“What do you want this year?” asked he;
“An answer to all the Mystery?
Some haven within a faith’s clear sky?”
“Please God! Yes, Robin, dear,” said I.

“Well, Spring’s here, anyhow,” said he;
“Good luck!” and flew from the apple tree;
“Yes, what ever the hopes that die,
God gives us another Spring,” said I.

DARK MINSTRELS.

We heard the poets singing in the dark,
We saw their lovely lights toss to and fro,
The while they gathered in their golden Ark
All the bright images of after-glow....
They struck us magic chords within the wood,
Showed us fair shapes alive with naked light;
They gave us rivers where the dream trees brood
And lovers wander all the starry night.

We turned and faced each other and we said:
“The poets pour us wine—they do not give us bread.”

For these are singers of dear vanished things,
The things that once have been but may not be;
We sit with close shut lips; un-minstrelled, we;
No heart to chant to these enamored strings,
No song to chant to medieval lyre
That strikes us songs of Ninevah and Tyre.

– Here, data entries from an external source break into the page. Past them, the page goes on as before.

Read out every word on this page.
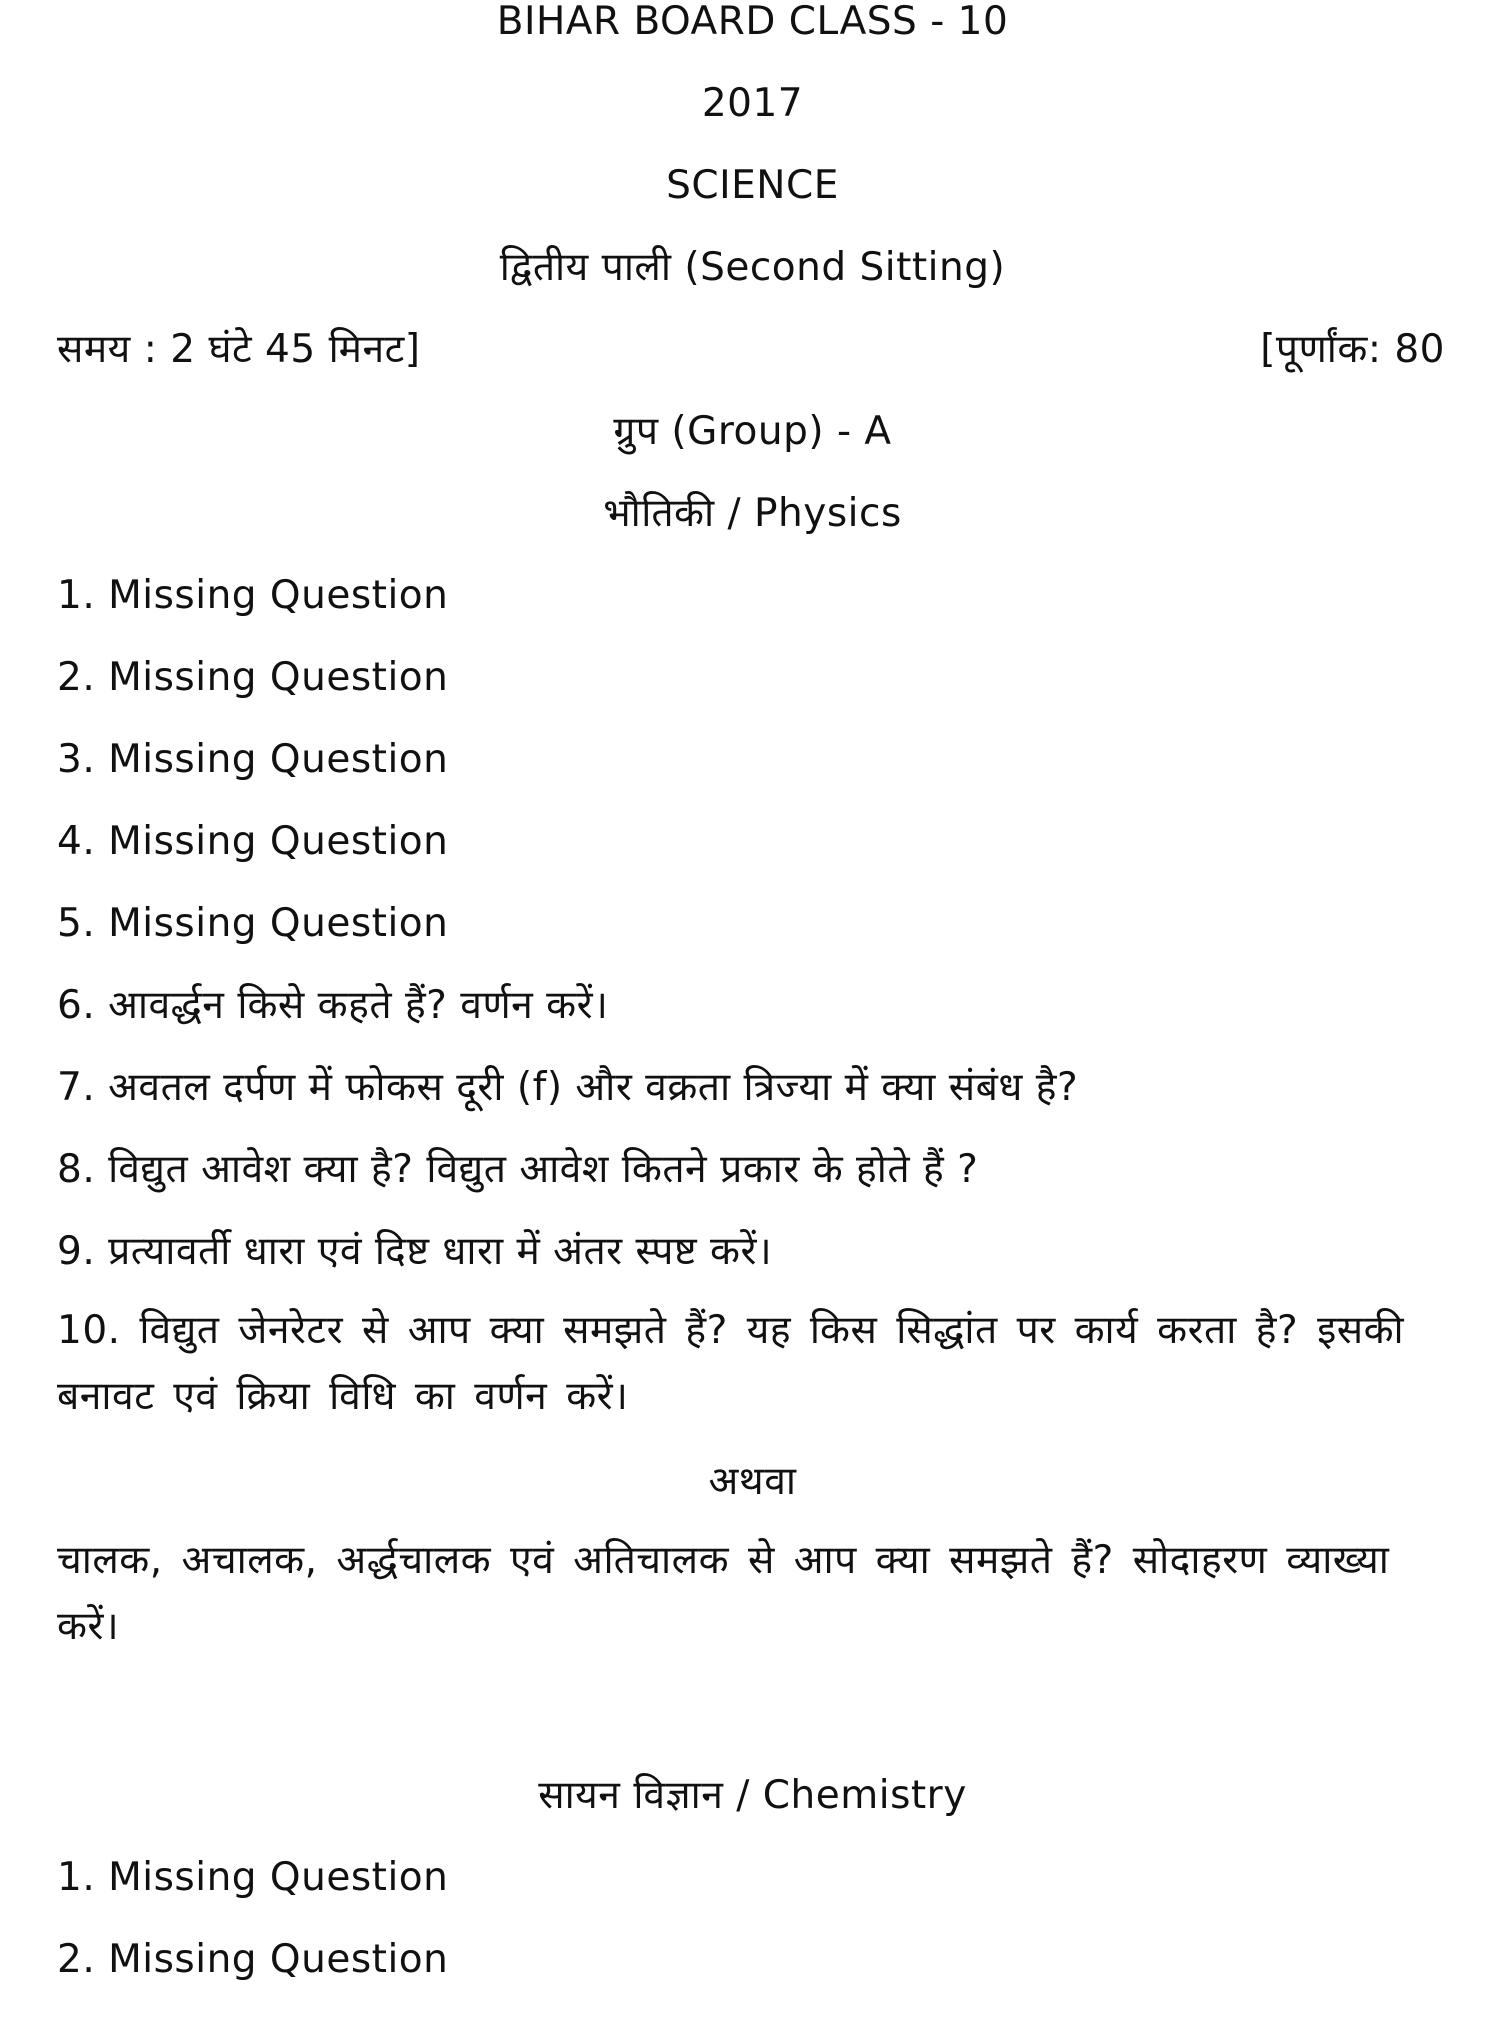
BIHAR BOARD CLASS - 10
2017
SCIENCE
द्वितीय पाली (Second Sitting)
समय : 2 घंटे 45 मिनट]	[पूर्णांक: 80
ग्रुप (Group) - A
भौतिकी / Physics
1. Missing Question
2. Missing Question
3. Missing Question
4. Missing Question
5. Missing Question
6. आवर्द्धन किसे कहते हैं? वर्णन करें।
7. अवतल दर्पण में फोकस दूरी (f) और वक्रता त्रिज्या में क्या संबंध है?
8. विद्युत आवेश क्या है? विद्युत आवेश कितने प्रकार के होते हैं ?
9. प्रत्यावर्ती धारा एवं दिष्ट धारा में अंतर स्पष्ट करें।
10. विद्युत जेनरेटर से आप क्या समझते हैं? यह किस सिद्धांत पर कार्य करता है? इसकी बनावट एवं क्रिया विधि का वर्णन करें।
अथवा
चालक, अचालक, अर्द्धचालक एवं अतिचालक से आप क्या समझते हैं? सोदाहरण व्याख्या करें।
सायन विज्ञान / Chemistry
1. Missing Question
2. Missing Question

Our lutes are tuned to dangerous unwalked ways
Where all is dense and beckoning shapes withdraw;
Where the untrodden path winds in a maze,
And lead to things no Seeker ever saw.
We sing the Mind’s high dream, the imperious will,
That makes no music out of greedy strife
But seizes silver pipes, that sharp and shrill,
Call men to leap and seize on Very Life....
While other singers tell the old dreams o’er,
We rise and take us to the outer door;
Here on the wold, where no wise singer sings,
We feel the great Hand brush across our strings!

THE PEOPLE OF TODAY TO THE CLERGY OF TODAY.

Look now about you, fix your eyes on us,
Leave too-old mystic book and restful chair;
Take up our problems, things we must discuss,
Help us to think, to understand and dare.
Leave old-world Poetry of hallowed crime
And turn you to the hunger of the time.

Laws of the God, report them to the ears
That hear confused and cosmic voices rage;
Laws of the Christ, interpret them to fears
For Christ, new-risen in a Science-Age.
Oh, take the fire your sacred hands should give
And kindle it upon our city height;
Give us a world-strong law of wrong and right;
Teach us, not how to die, but how to live!